Vori Customer Result — Draeger's Market
Vori By the Numbers (May 2026)
Payments Processed
$500M+
Stores Live
140+ stores
Cities Covered
55+ cities
Added Net Sales (2025)
$22M+ for grocers
Total Funding
$50M raised
Bar lengths are relative for visualization. Data as of May 2026 from Vori public statements.

Numbers that don't come from press releases alone.

Draeger's Market, a Bay Area grocery institution, reported gaining back 20% of the time its staff previously burned on back-office accounting and spreadsheets. Mollie Stone's Markets saw improvements in data organization and vendor relationship management. These aren't the testimonials you write in a product brochure - they're the kind of outcomes that cause other store operators to pick up the phone.

The payment volume tells a more direct story. Since launching in January 2024, Vori has processed $500+ million in transactions across its grocer network. In the six months preceding the Series B close, payment volume doubled as new stores came on. The company serves over one million consumers every month across independent grocery locations - people who shop not at Target or Whole Foods, but at the store that stocks the right kind of tortillas or the specific brand of soy milk their family has bought for years.

Grocers on the Vori platform generated a combined $22 million in added net sales in 2025 - money they can attribute directly to better pricing intelligence, reduced shrink, and loyalty-driven repeat visits.

$50 million raised. Some interesting names behind it.

The Series B round - $22 million - was led by Cherryrock Capital, the fund run by Stacy Brown-Philpot, the former CEO of TaskRabbit. That's a specific kind of vote: a former two-sided marketplace operator betting on the infrastructure layer of a fragmented industry. Greylock Partners, which led the Series A, returned for this round. So did The Factory, the fund started by Stanford AI researcher Chris Re - which brings a particular credibility to Vori's claims about machine learning in the supply chain.

Y Combinator / Seed
Undisclosed

2019-2020. YC batch backing. First institutional check. Foundation for the product build.

Series A - 2022
$10,000,000

Led by Greylock Partners. Funded continued product development prior to the January 2024 launch.

Series B - May 2026
$22,000,000

Led by Cherryrock Capital (Stacy Brown-Philpot). Greylock and The Factory (Chris Re) participated. Total funding: $50M.

The 75% that Walmart doesn't talk about.

There is a version of American grocery retail that runs on scale, automation, and data infrastructure that took decades and billions to build. That version belongs to Walmart, Kroger, and Amazon. Then there is everything else - the 75% of grocery operators who serve niche markets, local communities, and the specific cultural food needs of neighborhoods that big-box retail can't profitably serve.

Vori's long-term argument is that the independent grocery sector doesn't need to be disrupted. It needs to be equipped. The stores already exist.
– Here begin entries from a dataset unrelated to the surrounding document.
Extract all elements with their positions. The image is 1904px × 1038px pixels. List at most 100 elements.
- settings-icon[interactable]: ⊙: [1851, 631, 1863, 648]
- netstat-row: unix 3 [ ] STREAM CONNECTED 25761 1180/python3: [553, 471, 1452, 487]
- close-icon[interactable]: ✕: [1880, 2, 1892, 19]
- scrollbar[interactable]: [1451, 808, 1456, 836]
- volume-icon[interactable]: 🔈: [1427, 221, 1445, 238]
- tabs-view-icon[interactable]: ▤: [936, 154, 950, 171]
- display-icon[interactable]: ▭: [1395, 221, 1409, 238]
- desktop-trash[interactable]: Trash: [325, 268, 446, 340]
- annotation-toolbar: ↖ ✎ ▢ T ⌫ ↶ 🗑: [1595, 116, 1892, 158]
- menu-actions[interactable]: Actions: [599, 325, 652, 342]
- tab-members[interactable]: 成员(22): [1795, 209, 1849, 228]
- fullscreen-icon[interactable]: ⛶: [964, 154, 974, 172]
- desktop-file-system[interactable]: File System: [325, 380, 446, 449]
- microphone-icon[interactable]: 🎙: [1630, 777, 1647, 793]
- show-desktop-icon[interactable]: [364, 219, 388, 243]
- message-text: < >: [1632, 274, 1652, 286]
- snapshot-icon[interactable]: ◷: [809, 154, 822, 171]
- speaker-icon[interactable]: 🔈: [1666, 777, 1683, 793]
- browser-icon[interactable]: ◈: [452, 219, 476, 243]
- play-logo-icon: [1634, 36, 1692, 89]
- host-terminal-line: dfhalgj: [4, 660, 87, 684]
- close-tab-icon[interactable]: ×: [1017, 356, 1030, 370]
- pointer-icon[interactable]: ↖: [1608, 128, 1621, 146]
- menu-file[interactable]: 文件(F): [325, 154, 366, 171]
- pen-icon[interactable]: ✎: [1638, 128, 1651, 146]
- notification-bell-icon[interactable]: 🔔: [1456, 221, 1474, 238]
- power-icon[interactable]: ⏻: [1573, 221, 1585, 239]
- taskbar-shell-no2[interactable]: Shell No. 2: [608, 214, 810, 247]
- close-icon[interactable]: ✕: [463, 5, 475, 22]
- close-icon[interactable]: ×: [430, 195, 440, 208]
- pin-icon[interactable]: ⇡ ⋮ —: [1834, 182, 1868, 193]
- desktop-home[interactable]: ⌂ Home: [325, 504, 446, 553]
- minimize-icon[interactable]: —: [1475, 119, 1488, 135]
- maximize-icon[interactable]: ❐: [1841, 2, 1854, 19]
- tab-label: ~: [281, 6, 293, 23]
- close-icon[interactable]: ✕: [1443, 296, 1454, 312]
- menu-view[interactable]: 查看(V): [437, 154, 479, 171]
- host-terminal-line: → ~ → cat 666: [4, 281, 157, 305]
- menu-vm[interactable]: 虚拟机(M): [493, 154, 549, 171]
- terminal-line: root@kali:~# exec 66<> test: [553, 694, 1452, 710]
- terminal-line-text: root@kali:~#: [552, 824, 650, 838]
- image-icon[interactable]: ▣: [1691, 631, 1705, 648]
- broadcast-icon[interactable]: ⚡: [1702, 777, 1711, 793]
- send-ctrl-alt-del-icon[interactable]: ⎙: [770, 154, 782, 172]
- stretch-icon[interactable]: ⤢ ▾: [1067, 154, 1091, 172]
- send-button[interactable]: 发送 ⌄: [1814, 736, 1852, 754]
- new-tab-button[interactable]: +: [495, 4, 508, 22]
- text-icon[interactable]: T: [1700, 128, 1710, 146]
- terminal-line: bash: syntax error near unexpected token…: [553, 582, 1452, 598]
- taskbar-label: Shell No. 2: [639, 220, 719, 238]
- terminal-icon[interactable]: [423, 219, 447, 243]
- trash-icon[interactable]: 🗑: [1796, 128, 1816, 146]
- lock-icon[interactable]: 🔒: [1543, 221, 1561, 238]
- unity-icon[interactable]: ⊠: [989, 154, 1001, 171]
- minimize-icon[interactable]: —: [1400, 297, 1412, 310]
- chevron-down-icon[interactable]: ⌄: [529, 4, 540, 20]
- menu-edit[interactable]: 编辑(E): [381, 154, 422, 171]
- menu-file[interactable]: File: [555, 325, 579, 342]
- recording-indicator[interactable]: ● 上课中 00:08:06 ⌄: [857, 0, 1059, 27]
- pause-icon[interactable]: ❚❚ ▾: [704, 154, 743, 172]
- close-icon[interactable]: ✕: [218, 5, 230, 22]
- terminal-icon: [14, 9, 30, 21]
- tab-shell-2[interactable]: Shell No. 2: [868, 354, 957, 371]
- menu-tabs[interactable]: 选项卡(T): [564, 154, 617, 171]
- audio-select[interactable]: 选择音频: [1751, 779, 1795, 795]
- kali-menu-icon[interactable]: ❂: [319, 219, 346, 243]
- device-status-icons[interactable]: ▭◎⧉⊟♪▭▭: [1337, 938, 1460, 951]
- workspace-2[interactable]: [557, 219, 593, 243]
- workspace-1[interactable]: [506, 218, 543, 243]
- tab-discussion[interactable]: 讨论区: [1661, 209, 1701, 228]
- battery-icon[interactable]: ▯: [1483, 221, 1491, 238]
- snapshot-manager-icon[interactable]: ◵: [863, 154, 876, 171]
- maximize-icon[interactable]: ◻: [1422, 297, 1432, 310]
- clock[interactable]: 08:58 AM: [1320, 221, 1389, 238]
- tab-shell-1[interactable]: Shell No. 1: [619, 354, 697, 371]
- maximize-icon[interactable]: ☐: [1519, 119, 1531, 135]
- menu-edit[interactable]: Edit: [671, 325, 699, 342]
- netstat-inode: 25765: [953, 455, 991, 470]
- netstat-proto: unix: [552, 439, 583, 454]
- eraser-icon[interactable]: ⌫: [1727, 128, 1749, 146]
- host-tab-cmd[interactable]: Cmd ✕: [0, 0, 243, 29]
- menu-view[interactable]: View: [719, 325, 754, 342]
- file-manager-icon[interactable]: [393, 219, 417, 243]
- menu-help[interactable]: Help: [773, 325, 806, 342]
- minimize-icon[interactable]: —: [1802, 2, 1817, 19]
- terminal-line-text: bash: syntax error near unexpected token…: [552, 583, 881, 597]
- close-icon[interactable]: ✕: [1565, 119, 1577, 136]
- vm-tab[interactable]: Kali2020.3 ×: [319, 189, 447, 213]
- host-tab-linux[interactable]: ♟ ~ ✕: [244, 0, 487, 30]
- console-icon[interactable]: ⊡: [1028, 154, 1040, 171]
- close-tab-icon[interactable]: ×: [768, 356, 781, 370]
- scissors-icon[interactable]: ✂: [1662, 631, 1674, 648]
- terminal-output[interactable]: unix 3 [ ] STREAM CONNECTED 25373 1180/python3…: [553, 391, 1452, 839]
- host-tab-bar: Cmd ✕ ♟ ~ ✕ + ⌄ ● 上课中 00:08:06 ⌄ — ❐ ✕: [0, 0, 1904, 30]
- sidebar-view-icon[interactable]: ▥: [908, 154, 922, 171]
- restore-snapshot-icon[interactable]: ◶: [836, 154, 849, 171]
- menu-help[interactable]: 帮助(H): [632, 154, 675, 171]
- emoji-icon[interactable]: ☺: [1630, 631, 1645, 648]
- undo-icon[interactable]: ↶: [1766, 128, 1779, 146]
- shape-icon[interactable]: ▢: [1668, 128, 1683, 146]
The relationships with customers already exist. What's missing is the backend infrastructure that turns a good store into a resilient, data-driven business that can weather supply chain volatility, cost inflation, and the continued expansion of delivery services.

With AI agents that can manage pricing, ordering, and marketing autonomously, Vori is betting that the next phase of grocery technology isn't about replacing humans in the store - it's about replacing the spreadsheets and the clipboards and the guesswork that currently occupy them.

"Vori wants to be the operating system for the world's grocery stores - not just the ones in suburbs with ample parking."

Retail Technology Innovation Hub — May 2026

Back to the produce manager with the clipboard.

She's still there - at a store somewhere in a city Vori entered six months ago. But the clipboard is mostly ceremonial now. The receiving log updated automatically when the delivery arrived. The cost increase on avocados triggered an alert before the case was even opened. Her margin report pulled itself together while she was doing something more useful.

Vori didn't change what grocery is. It changed what grocery operators have to do manually. In a sector that runs on thin margins, long hours, and deep community trust, that turns out to be worth quite a lot.

The company is onboarding a new store every 24 hours. At that rate, the clipboard days are numbered.